Scenario Recommended Approach Why Cost Impact
Public-facing web app with strict bundle limits Valibot + namespace imports Per-primitive tree-shaking reduces payload by ~80% Lower bandwidth, faster TTI
Internal microservice with Node.js runtime Zod or Valibot (neutral) Tree-shaking irrelevant in server environments No significant cost difference
Legacy codebase with heavy method chaining Zod (stay) Migration cost outweighs bundle savings High refactoring overhead
Automated schema generation from OpenAPI/JSON Valibot emitter Functional composition maps cleanly to AST walkers Faster development cycle
Mobile-first app with strict memory limits Valibot + pipe refinements Minimal runtime footprint, precise validation Lower memory usage, better UX

Configuration Template

// valibot-emitter.ts
import * as v from "valibot";

// Base schema registry for runtime validation
export const ValidationRegistry = {
  OrderItem: v.object({
    sku: v.string(),
    quantity: v.number(),
    price: v.pipe(v.number(), v.minValue(0)),
  }),
  
  ShippingAddress: v.object({
    street: v.string(),
    city: v.string(),
    postalCode: v.pipe(v.string(), v.minLength(5)),
    country: v.string(),
  }),
  
  OrderPayload: v.object({
    id: v.string(),
    status: v.union([v.literal("pending"), v.literal("shipped"), v.literal("delivered")]),
    items: v.array(ValidationRegistry.OrderItem),
    shipping: ValidationRegistry.ShippingAddress,
    customerEmail: v.optional(v.pipe(v.string(), v.email())),
  }),
};

// Runtime validation function
export function validateOrder(payload: unknown): v.InferInput<typeof ValidationRegistry.OrderPayload> {
  return v.parse(ValidationRegistry.OrderPayload, payload);
}

Quick Start Guide

  1. Install Valibot: Run npm install valibot and ensure your TypeScript config targets ES2020+ for optimal tree-shaking.
  2. Generate Schema: Pass a representative JSON payload to the emitter.
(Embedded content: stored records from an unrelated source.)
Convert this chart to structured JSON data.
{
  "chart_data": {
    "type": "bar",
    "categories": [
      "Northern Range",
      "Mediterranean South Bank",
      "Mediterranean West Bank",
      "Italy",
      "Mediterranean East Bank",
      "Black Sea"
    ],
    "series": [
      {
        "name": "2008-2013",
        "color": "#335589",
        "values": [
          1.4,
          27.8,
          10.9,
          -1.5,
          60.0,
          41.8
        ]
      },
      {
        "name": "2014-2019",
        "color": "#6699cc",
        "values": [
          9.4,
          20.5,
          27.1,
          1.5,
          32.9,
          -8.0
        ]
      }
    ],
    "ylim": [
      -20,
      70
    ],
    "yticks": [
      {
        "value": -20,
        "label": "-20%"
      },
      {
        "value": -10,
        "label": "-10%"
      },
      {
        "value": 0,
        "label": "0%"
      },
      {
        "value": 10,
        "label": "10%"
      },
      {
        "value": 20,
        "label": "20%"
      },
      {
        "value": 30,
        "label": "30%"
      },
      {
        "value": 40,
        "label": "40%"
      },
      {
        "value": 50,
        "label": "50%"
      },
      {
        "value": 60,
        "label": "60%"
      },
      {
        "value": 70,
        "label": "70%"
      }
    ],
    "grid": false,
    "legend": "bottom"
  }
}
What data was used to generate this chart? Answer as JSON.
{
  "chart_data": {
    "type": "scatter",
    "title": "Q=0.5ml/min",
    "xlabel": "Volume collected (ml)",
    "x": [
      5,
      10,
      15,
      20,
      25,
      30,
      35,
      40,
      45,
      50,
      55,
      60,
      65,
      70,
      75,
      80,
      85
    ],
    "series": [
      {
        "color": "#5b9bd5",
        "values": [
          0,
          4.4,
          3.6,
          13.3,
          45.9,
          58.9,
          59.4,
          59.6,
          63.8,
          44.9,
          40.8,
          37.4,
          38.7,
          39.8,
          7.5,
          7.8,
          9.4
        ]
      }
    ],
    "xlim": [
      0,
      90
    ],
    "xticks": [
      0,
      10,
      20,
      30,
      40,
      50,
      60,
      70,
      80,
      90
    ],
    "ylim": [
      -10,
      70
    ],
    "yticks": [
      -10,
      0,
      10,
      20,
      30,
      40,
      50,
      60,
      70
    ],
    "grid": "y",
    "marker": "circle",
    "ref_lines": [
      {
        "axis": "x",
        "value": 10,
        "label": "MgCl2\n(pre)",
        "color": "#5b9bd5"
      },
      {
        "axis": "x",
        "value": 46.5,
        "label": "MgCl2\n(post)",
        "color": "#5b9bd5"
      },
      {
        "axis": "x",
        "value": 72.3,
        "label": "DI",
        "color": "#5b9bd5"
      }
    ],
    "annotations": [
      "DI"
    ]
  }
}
The output will include namespace imports and children-first declarations.
  3. Refine Types: Replace bare primitives with v.pipe() refinements based on domain constraints (e.g., email format, numeric ranges).
  4. Integrate Validation: Import the generated schema registry and call v.parse() at API boundaries, message consumers, or configuration loaders.
  5. Verify Bundle: Run your build pipeline and inspect the output. Unused combinators should be eliminated, confirming tree-shaking efficiency.